Obama played the old TV character Columbo, who thrived on posing seemingly naive questions: "I just am curious. Would you be satisfied if every member of Congress just had catastrophic care? Do you think we'd be better health-care purchasers?"

Barrasso answered in the affirmative, though he didn't propose that senators dump their present coverage. Obama came right back: "Would you feel the same way if you were making $40,000 . . . because that's the reality for a lot of folks. . . . They don't fly into [the] Mayo [Clinic] and suddenly decide they're going to spend a couple million dollars on the absolute, best health care. They're folks who are left out."

Obama concluded: "We can debate whether or not we can afford to help them, but we shouldn't pretend somehow that they don't need help."
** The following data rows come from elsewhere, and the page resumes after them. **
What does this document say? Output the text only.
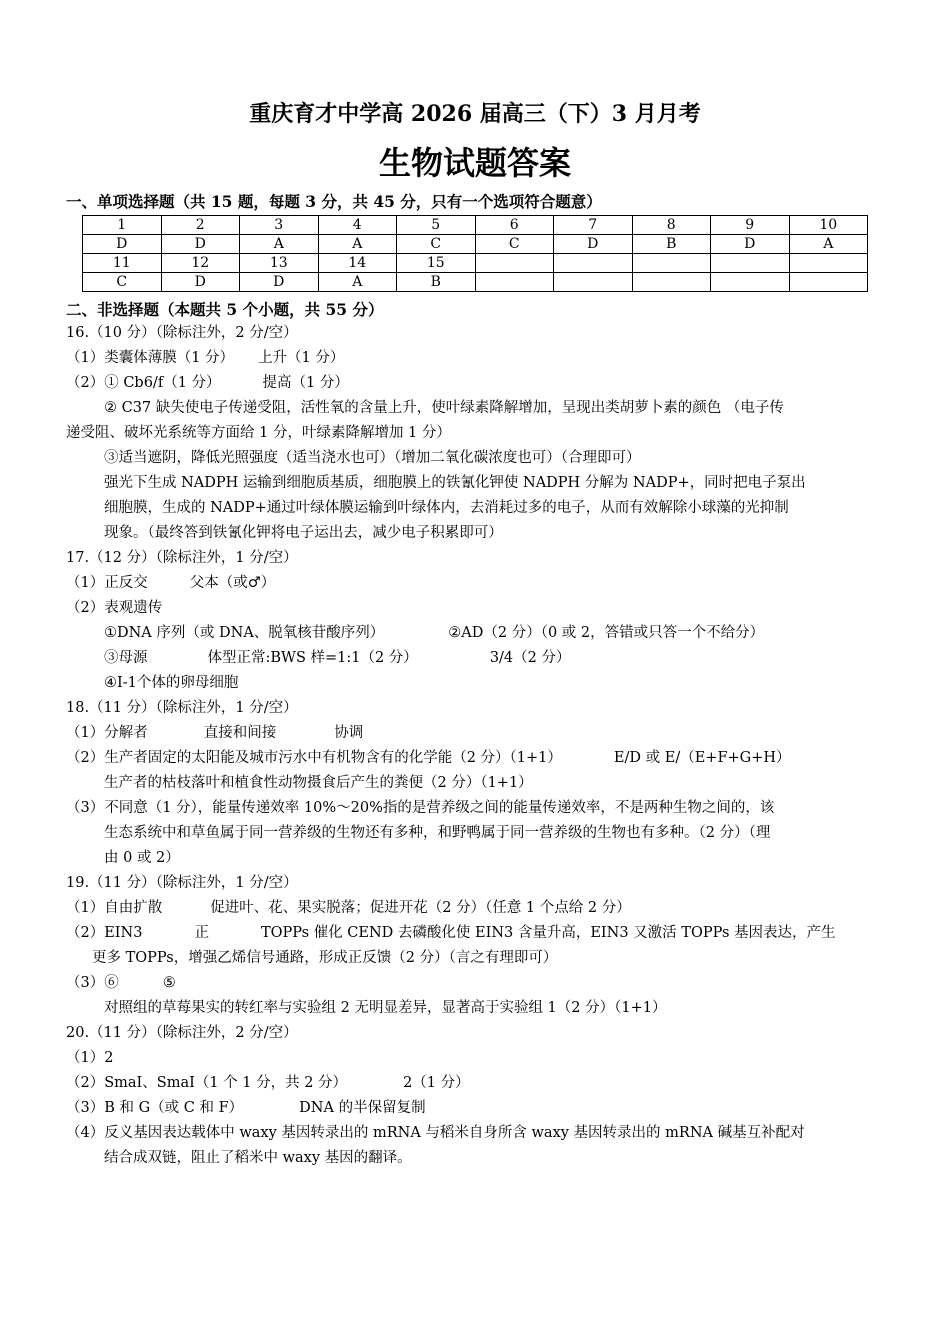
重庆育才中学高 2026 届高三（下）3 月月考
生物试题答案
一、单项选择题（共 15 题，每题 3 分，共 45 分，只有一个选项符合题意）
1	2	3	4	5	6	7	8	9	10
D	D	A	A	C	C	D	B	D	A
11	12	13	14	15					
C	D	D	A	B					
二、非选择题（本题共 5 个小题，共 55 分）
16.（10 分）（除标注外，2 分/空）
（1）类囊体薄膜（1 分） 上升（1 分）
（2）① Cb6/f（1 分）	提高（1 分）
② C37 缺失使电子传递受阻，活性氧的含量上升，使叶绿素降解增加，呈现出类胡萝卜素的颜色 （电子传
递受阻、破坏光系统等方面给 1 分，叶绿素降解增加 1 分）
③适当遮阴，降低光照强度（适当浇水也可）（增加二氧化碳浓度也可）（合理即可）
强光下生成 NADPH 运输到细胞质基质，细胞膜上的铁氰化钾使 NADPH 分解为 NADP+，同时把电子泵出
细胞膜，生成的 NADP+通过叶绿体膜运输到叶绿体内，去消耗过多的电子，从而有效解除小球藻的光抑制
现象。（最终答到铁氰化钾将电子运出去，减少电子积累即可）
17.（12 分）（除标注外，1 分/空）
（1）正反交	父本（或♂）
（2）表观遗传
①DNA 序列（或 DNA、脱氧核苷酸序列）	②AD（2 分）（0 或 2，答错或只答一个不给分）
③母源	体型正常:BWS 样=1:1（2 分）	3/4（2 分）
④Ⅰ-1个体的卵母细胞
18.（11 分）（除标注外，1 分/空）
（1）分解者	直接和间接	协调
（2）生产者固定的太阳能及城市污水中有机物含有的化学能（2 分）（1+1）	E/D 或 E/（E+F+G+H）
生产者的枯枝落叶和植食性动物摄食后产生的粪便（2 分）（1+1）
（3）不同意（1 分），能量传递效率 10%～20%指的是营养级之间的能量传递效率，不是两种生物之间的，该
生态系统中和草鱼属于同一营养级的生物还有多种，和野鸭属于同一营养级的生物也有多种。（2 分）（理
由 0 或 2）
19.（11 分）（除标注外，1 分/空）
（1）自由扩散	促进叶、花、果实脱落；促进开花（2 分）（任意 1 个点给 2 分）
（2）EIN3	正	TOPPs 催化 CEND 去磷酸化使 EIN3 含量升高，EIN3 又激活 TOPPs 基因表达，产生
更多 TOPPs，增强乙烯信号通路，形成正反馈（2 分）（言之有理即可）
（3）⑥	⑤
对照组的草莓果实的转红率与实验组 2 无明显差异，显著高于实验组 1（2 分）（1+1）
20.（11 分）（除标注外，2 分/空）
（1）2
（2）SmaⅠ、SmaⅠ（1 个 1 分，共 2 分）	2（1 分）
（3）B 和 G（或 C 和 F）	DNA 的半保留复制
（4）反义基因表达载体中 waxy 基因转录出的 mRNA 与稻米自身所含 waxy 基因转录出的 mRNA 碱基互补配对
结合成双链，阻止了稻米中 waxy 基因的翻译。
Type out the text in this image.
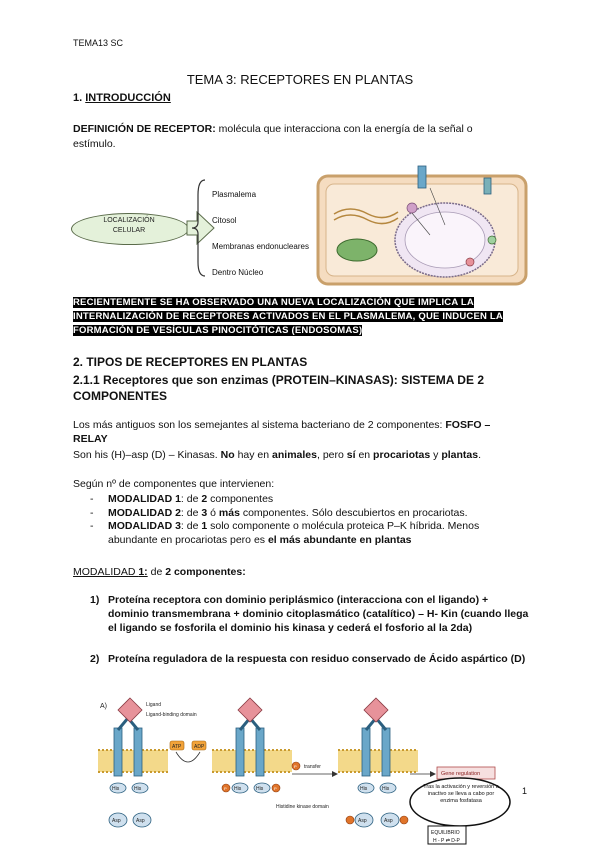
TEMA13 SC
TEMA 3: RECEPTORES EN PLANTAS
1. INTRODUCCIÓN
DEFINICIÓN DE RECEPTOR: molécula que interacciona con la energía de la señal o estímulo.
LOCALIZACIÓN
CELULAR
Plasmalema
Citosol
Membranas endonucleares
Dentro Núcleo
RECIENTEMENTE SE HA OBSERVADO UNA NUEVA LOCALIZACIÓN QUE IMPLICA LA INTERNALIZACIÓN DE RECEPTORES ACTIVADOS EN EL PLASMALEMA, QUE INDUCEN LA FORMACIÓN DE VESÍCULAS PINOCITÓTICAS (ENDOSOMAS)
2. TIPOS DE RECEPTORES EN PLANTAS
2.1.1 Receptores que son enzimas (PROTEIN–KINASAS): SISTEMA DE 2 COMPONENTES
Los más antiguos son los semejantes al sistema bacteriano de 2 componentes: FOSFO – RELAY
Son his (H)–asp (D) – Kinasas. No hay en animales, pero sí en procariotas y plantas.
Según nº de componentes que intervienen:
- MODALIDAD 1: de 2 componentes
- MODALIDAD 2: de 3 ó más componentes. Sólo descubiertos en procariotas.
- MODALIDAD 3: de 1 solo componente o molécula proteica P–K híbrida. Menos abundante en procariotas pero es el más abundante en plantas
MODALIDAD 1: de 2 componentes:
1) Proteína receptora con dominio periplásmico (interacciona con el ligando) + dominio transmembrana + dominio citoplasmático (catalítico) – H- Kin (cuando llega el ligando se fosforila el dominio his kinasa y cederá el fosforio al la 2da)
2) Proteína reguladora de la respuesta con residuo conservado de Ácido aspártico (D)
A)	Ligand
Ligand-binding domain
His	His
Asp	Asp
ATP	ADP
His	His
P	P
Histidine kinase domain
P transfer
His	His
Asp	Asp
Gene regulation
Tras la activación y reversión a inactivo se lleva a cabo por enzima fosfatasa
EQUILIBRIO
H - P ⇄ D-P
1
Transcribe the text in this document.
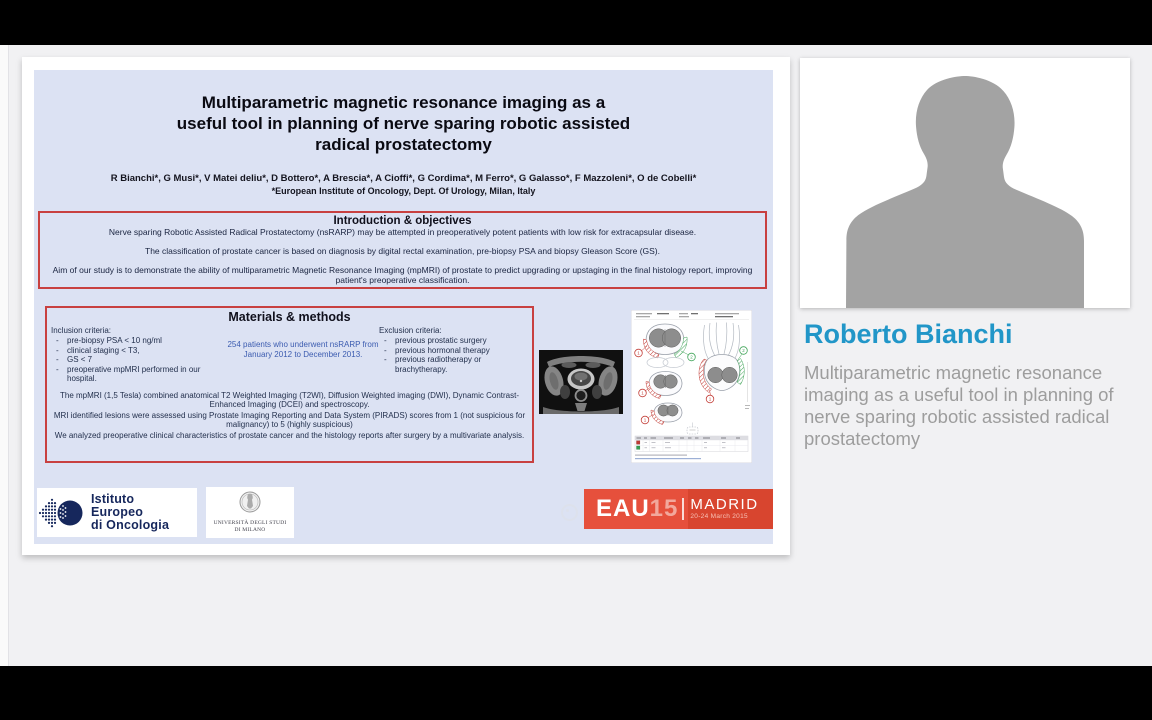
Multiparametric magnetic resonance imaging as a
useful tool in planning of nerve sparing robotic assisted
radical prostatectomy
R Bianchi*, G Musi*, V Matei deliu*, D Bottero*, A Brescia*, A Cioffi*, G Cordima*, M Ferro*, G Galasso*, F Mazzoleni*, O de Cobelli*
*European Institute of Oncology, Dept. Of Urology, Milan, Italy
Introduction & objectives
Nerve sparing Robotic Assisted Radical Prostatectomy (nsRARP) may be attempted in preoperatively potent patients with low risk for extracapsular disease.
The classification of prostate cancer is based on diagnosis by digital rectal examination, pre-biopsy PSA and biopsy Gleason Score (GS).
Aim of our study is to demonstrate the ability of multiparametric Magnetic Resonance Imaging (mpMRI) of prostate to predict upgrading or upstaging in the final histology report, improving patient's preoperative classification.
Materials & methods
Inclusion criteria:
-	pre-biopsy PSA < 10 ng/ml
-	clinical staging < T3,
-	GS < 7
-	preoperative mpMRI performed in our hospital.
254 patients who underwent nsRARP from January 2012 to December 2013.
Exclusion criteria:
-	previous prostatic surgery
-	previous hormonal therapy
-	previous radiotherapy or brachytherapy.
The mpMRI (1,5 Tesla) combined anatomical T2 Weighted Imaging (T2WI), Diffusion Weighted imaging (DWI), Dynamic Contrast-Enhanced Imaging (DCEI) and spectroscopy.
MRI identified lesions were assessed using Prostate Imaging Reporting and Data System (PIRADS) scores from 1 (not suspicious for malignancy) to 5 (highly suspicious)
We analyzed preoperative clinical characteristics of prostate cancer and the histology reports after surgery by a multivariate analysis.
1
2
2
1
1
1
Istituto
Europeo
di Oncologia	UNIVERSITÀ DEGLI STUDI
DI MILANO
EAU 15 MADRID
20-24 March 2015
Roberto Bianchi
Multiparametric magnetic resonance imaging as a useful tool in planning of nerve sparing robotic assisted radical prostatectomy
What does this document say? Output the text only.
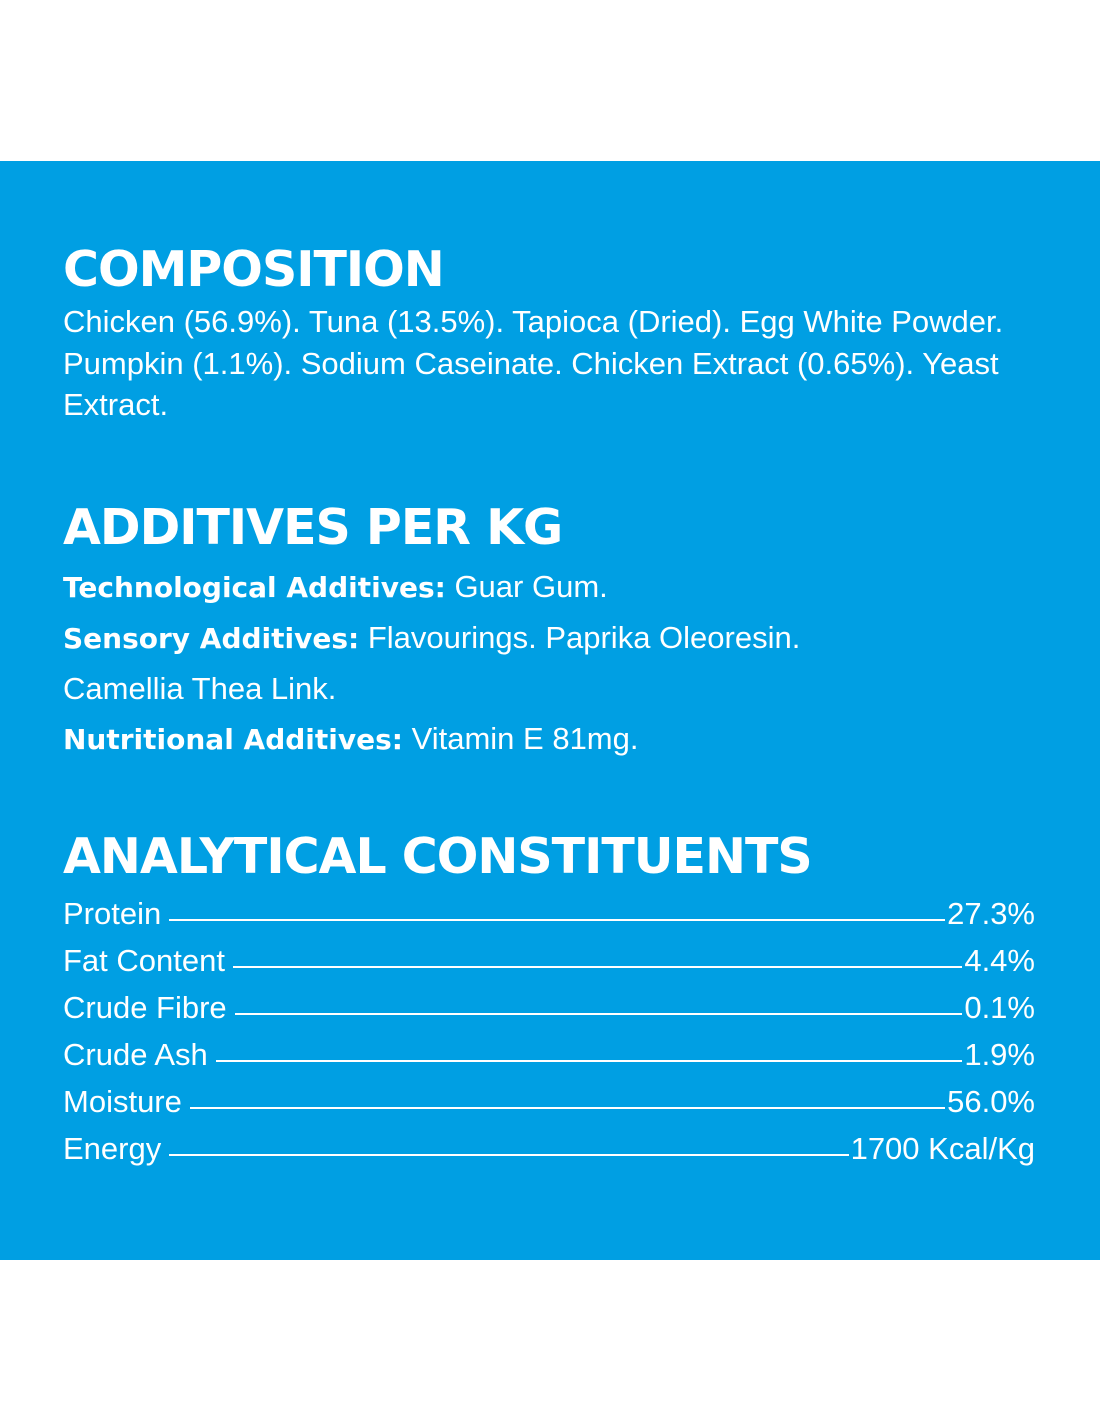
COMPOSITION

Chicken (56.9%). Tuna (13.5%). Tapioca (Dried). Egg White Powder. Pumpkin (1.1%). Sodium Caseinate. Chicken Extract (0.65%). Yeast Extract.

ADDITIVES PER KG
Technological Additives: Guar Gum.
Sensory Additives: Flavourings. Paprika Oleoresin.
Camellia Thea Link.
Nutritional Additives: Vitamin E 81mg.
ANALYTICAL CONSTITUENTS
Protein	27.3%
Fat Content	4.4%
Crude Fibre	0.1%
Crude Ash	1.9%
Moisture	56.0%
Energy	1700 Kcal/Kg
One more time: "people with . . . catastrophic health plans ask the best questions, shop around, are the best consumers of health care." What Barrasso is saying is that forcing people into scarcity thinking by ensuring actual scarcity makes them smarter consumers. It's not a big leap to suggest that we ought to let poor, marginalized people stay poor and marginalized, since helping them would cloud their minds, which years of indigence have polished to crystal clarity. On the other hand, Obama's response to Barrasso is one of the president's finer recent moments. The folks who grumble about his supposedly weak leadership on health-care reform should pay attention to the way he's continuing to push for it, undeterred by the GOP's nonsense.